Model Web Pages with the Page Object Pattern

We interact with web pages every day. On the low level, clicking on various HTML elements or entering text in text forms using input devices. What’s the higher-level purpose of doing those things? It’s trying to get something done. Completing a Google search, submitting a contact form, or rating something. The Page Object pattern is a great, object-oriented way to keep your code clean while accomplishing those higher-level things as your application grows.

Key Takeaways

The Page Object Pattern enhances code reusability and maintainability by modeling web pages as classes, thus encapsulating the interaction logic away from the main test scripts.
Utilizing the `page-object` Ruby gem simplifies the implementation of the Page Object Pattern, allowing for straightforward installation and integration with Watir-Webdriver for browser automation.
Defining web elements in the Page Object class using methods like `text_field` and `button` automatically generates corresponding methods for interacting with these elements, reducing the need for repetitive code.
The Page Object Pattern significantly eases updates and maintenance by centralizing changes to web element definitions, which is especially beneficial during UI redesigns or updates.
Real-world application of the Page Object Pattern can lead to cleaner, more organized code that is easier to read and manage, especially when dealing with complex or frequently changing web interfaces.
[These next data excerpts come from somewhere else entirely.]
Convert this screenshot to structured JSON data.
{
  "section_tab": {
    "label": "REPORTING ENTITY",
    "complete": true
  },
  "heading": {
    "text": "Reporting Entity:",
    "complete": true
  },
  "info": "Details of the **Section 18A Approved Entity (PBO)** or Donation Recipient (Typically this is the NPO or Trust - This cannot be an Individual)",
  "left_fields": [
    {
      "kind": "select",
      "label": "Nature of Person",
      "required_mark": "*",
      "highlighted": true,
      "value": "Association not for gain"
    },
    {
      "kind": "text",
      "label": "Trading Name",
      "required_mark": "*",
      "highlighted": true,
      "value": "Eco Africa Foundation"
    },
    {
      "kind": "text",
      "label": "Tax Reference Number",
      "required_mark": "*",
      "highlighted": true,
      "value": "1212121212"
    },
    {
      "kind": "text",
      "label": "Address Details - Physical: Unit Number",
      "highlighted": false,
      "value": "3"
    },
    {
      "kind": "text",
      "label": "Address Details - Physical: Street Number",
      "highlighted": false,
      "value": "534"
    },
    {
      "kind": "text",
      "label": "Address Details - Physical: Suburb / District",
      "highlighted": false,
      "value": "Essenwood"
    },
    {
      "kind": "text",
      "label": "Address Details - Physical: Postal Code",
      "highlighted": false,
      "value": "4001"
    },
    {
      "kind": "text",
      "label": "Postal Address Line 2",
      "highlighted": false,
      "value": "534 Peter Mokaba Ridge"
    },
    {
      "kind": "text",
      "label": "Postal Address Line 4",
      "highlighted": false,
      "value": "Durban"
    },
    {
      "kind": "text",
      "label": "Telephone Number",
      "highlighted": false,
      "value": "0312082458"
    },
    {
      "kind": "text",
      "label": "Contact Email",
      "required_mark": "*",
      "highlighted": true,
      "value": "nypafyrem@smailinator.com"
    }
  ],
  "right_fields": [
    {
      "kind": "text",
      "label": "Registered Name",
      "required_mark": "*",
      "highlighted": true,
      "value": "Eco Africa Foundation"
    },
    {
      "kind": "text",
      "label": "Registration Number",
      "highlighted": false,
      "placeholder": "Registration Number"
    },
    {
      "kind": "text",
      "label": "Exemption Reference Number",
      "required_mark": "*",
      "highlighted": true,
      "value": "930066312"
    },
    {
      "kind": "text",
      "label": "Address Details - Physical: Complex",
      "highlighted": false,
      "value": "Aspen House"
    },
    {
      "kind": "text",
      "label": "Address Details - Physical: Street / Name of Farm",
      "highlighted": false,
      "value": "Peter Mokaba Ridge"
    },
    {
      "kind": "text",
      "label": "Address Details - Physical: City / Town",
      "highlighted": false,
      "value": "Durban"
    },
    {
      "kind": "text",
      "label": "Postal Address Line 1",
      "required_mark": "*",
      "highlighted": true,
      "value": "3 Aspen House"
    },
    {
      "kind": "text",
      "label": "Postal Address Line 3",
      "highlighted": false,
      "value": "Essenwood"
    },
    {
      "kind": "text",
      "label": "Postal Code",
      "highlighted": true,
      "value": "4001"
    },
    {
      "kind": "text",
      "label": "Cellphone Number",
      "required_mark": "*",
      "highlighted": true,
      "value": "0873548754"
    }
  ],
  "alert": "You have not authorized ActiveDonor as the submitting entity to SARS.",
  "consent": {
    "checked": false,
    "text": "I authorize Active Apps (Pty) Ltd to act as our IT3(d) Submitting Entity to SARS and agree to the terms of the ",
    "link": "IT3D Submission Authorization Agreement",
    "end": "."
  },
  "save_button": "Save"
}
Fundamentals of the Page Object Pattern

Why use the Page Object pattern? Two words: code reuse. Let me explain.

Suppose you’re making an application that will go to a search engine and perform a search using a particular phrase. To do this, you will need to:

Go to the web page
Locate the HTML element where you can input text and enter your keyword (the text box)
Find the Search button and click it

If you’re familiar with the Watir-Webdriver/Selenium, you know you can accomplish this easily with three lines. If you are not familiar with Watir/Selenium, please read my Watir article and then come back to this article. I’m waiting.

Suppose you needed to do each of these three actions several times in your code. What can you do? Sure, you can wrap your code in a method, and you’re done, right? But what if your application is getting more complex? Suppose that, instead of clicking the Search button, you want to click “I’m feeling Lucky” after entering your text. Or maybe, for some reason, first click the Search button twice and then enter the text and click Search again, doing that several times in your code.

You can end up with several methods containing several references to some HTML element. When the HTML element changes (due to a page redesign, it is no longer in class X but Y), you’ll need to make changes in several places in the code. Now, imagine something ten times more complicated than a search page, containing 20 different elements, which you can combine in 7 different ways. Things get really messy, really fast.

The Page Object pattern solves this problem by helping you model a single web page as a class, exposing its “services” (search for a keyword, search using “I’m Feeling Lucky”) as public methods. A web-based email page might have methods to compose an email, read the inbox, or save the message as a draft. You don’t want to bother how it’s doing that under the hood.

You can get away with Watir/Selenium if you’re dealing with a simple application and using the Page Object pattern may be overkill (I’m using a simple case through this article to illustrate how the whole gem works.) Patterns like Page Object weren’t invented for that purpose. They were created to keep your code manageable as it gets larger.

page-object: A Ruby Gem

The page-object gem is a very straightforward implementation of this pattern. To install it, just type gem install page-object and you’re done. Make sure you also have the Watir-Webdriver installed because we’ll be using it for this article.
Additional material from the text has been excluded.